I can’t. I can’t do it physically. It is the hardest thing I’ve ever done. The gripping on rope and pulling up a metal box from the sea floor. Every foot of rope requires every bit of strength. By the time I’m rowing into the harbor, my forearm bones feel sprung apart. Roofing, sheetrocking, farming, woodcutting, and being a sternman were all easy by comparison. And I’m a 47 year old guy waking up with a charley horse fit to tear my leg apart.

With all that effort, I’m not making money. Mortgage and power bill are due. I have a barrel of bait rotting on the float because the quantity I have to buy is more than I can use on my schedule. Money gone into the stink of rotten herring. Oh yes, and the boat is not paid for.

I can’t do it physically, financially or emotionally. Now I’m awake in the wee hours wondering how to get the boat shop to take Sweet Pea back. My question to myself is: Is it dumber to give up and bail out or dumber to keep trying?

I hope this is rock bottom.

6/1

The next day, Wes and I are sitting in the kitchen. It’s foggy and drizzly on the other side of the slider. I tell my woe and he tells me- again- that, yep, it won’t work. You’ve got to get rid of that boat. “I’ve got thirty years into this. I’ve seen the boats change, the gear change and the business side change. You can’t do it the way you’re trying to do it.”

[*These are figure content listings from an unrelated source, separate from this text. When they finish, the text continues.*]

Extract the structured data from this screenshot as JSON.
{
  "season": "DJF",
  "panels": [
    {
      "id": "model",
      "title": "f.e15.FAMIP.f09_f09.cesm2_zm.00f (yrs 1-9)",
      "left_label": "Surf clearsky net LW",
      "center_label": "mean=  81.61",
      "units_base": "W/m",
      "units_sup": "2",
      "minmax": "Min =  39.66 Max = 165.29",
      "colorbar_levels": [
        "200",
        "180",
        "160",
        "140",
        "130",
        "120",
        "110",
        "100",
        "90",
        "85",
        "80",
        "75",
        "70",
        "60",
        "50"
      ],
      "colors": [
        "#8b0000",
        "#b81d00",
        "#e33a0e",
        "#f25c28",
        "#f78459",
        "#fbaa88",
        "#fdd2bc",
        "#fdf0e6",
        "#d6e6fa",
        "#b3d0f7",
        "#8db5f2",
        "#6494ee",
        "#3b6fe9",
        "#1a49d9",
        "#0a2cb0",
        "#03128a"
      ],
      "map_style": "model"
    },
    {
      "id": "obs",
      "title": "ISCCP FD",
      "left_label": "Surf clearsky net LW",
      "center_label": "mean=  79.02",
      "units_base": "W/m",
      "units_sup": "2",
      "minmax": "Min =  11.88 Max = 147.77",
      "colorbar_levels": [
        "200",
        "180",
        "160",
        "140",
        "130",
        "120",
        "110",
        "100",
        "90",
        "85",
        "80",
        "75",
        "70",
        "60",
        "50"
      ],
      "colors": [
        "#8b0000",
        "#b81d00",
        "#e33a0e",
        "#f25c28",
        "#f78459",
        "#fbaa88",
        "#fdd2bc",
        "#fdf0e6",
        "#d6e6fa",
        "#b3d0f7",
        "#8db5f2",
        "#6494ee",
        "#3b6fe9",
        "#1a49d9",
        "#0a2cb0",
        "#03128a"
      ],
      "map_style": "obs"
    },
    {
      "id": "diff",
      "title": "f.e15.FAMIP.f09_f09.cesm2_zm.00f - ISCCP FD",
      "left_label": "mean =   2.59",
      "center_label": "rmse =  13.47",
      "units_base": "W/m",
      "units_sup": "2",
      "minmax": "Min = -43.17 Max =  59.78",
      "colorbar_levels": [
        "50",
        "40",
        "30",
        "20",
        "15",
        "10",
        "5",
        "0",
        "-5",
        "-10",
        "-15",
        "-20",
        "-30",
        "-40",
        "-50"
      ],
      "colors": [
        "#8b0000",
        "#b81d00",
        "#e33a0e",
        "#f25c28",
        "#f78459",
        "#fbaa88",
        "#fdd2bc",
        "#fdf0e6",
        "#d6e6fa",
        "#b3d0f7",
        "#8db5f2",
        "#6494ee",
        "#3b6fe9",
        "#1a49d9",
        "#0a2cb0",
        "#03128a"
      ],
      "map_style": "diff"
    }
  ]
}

Then I tell him how great it was to sail on the northerly breeze in the morning and the southwesterly in the afternoon. Then he grins and laughs. “You know, it’s really pretty cool what you’re doing. Let’s go set the rest of your traps right now.” And we do.

Bagging bait, loading 40 on the stern of Shameless, steaming out to Two Bush Island, slogging through rain which turns to downpour when we get in the harbor, getting the outboard stuck on a derelict buoy in the harbor. All of these things he put up with to help me.

That’s today’s lesson. Thanks to the Max, Peter, Frank and all the other predecessors who left tools and boat stuff in the barn. Thanks to whoever left the sail that fits Sweet Pea perfectly and makes me so happy every time I put it up. Thanks to the fishermen watching out for me. Thanks to Lisa tolerating yet another “adventure.” Thanks to Clayton for getting me into the water. Thanks for all the advice, even when it’s directly contradictory:

“You’ve got to get wooden traps. They fish great”
“Wooden traps don’t fish for shit.”
“I loved wooden traps. I bought 300 of them and lost every last one in a storm.”

I’m thankful and relieved to have 100 pots out now. I can visit more of them with a lot less traversing.

I’ve hit walls and taken them for granted, especially where I don’t know what I’m doing, there aren’t suppliers for key things I need and I get advice like “you’ve got to get rid of that boat.” It takes a good night’s rest to realize that I just need to look at the wall and figure out how to get over, under, around or through. The next big wall is getting those heavy wire traps up to the boat. I spent days getting the flipper functional to make boarding the traps easier. I know I can’t hand haul them without some help from Archimedes. Or a good 12 volt winch.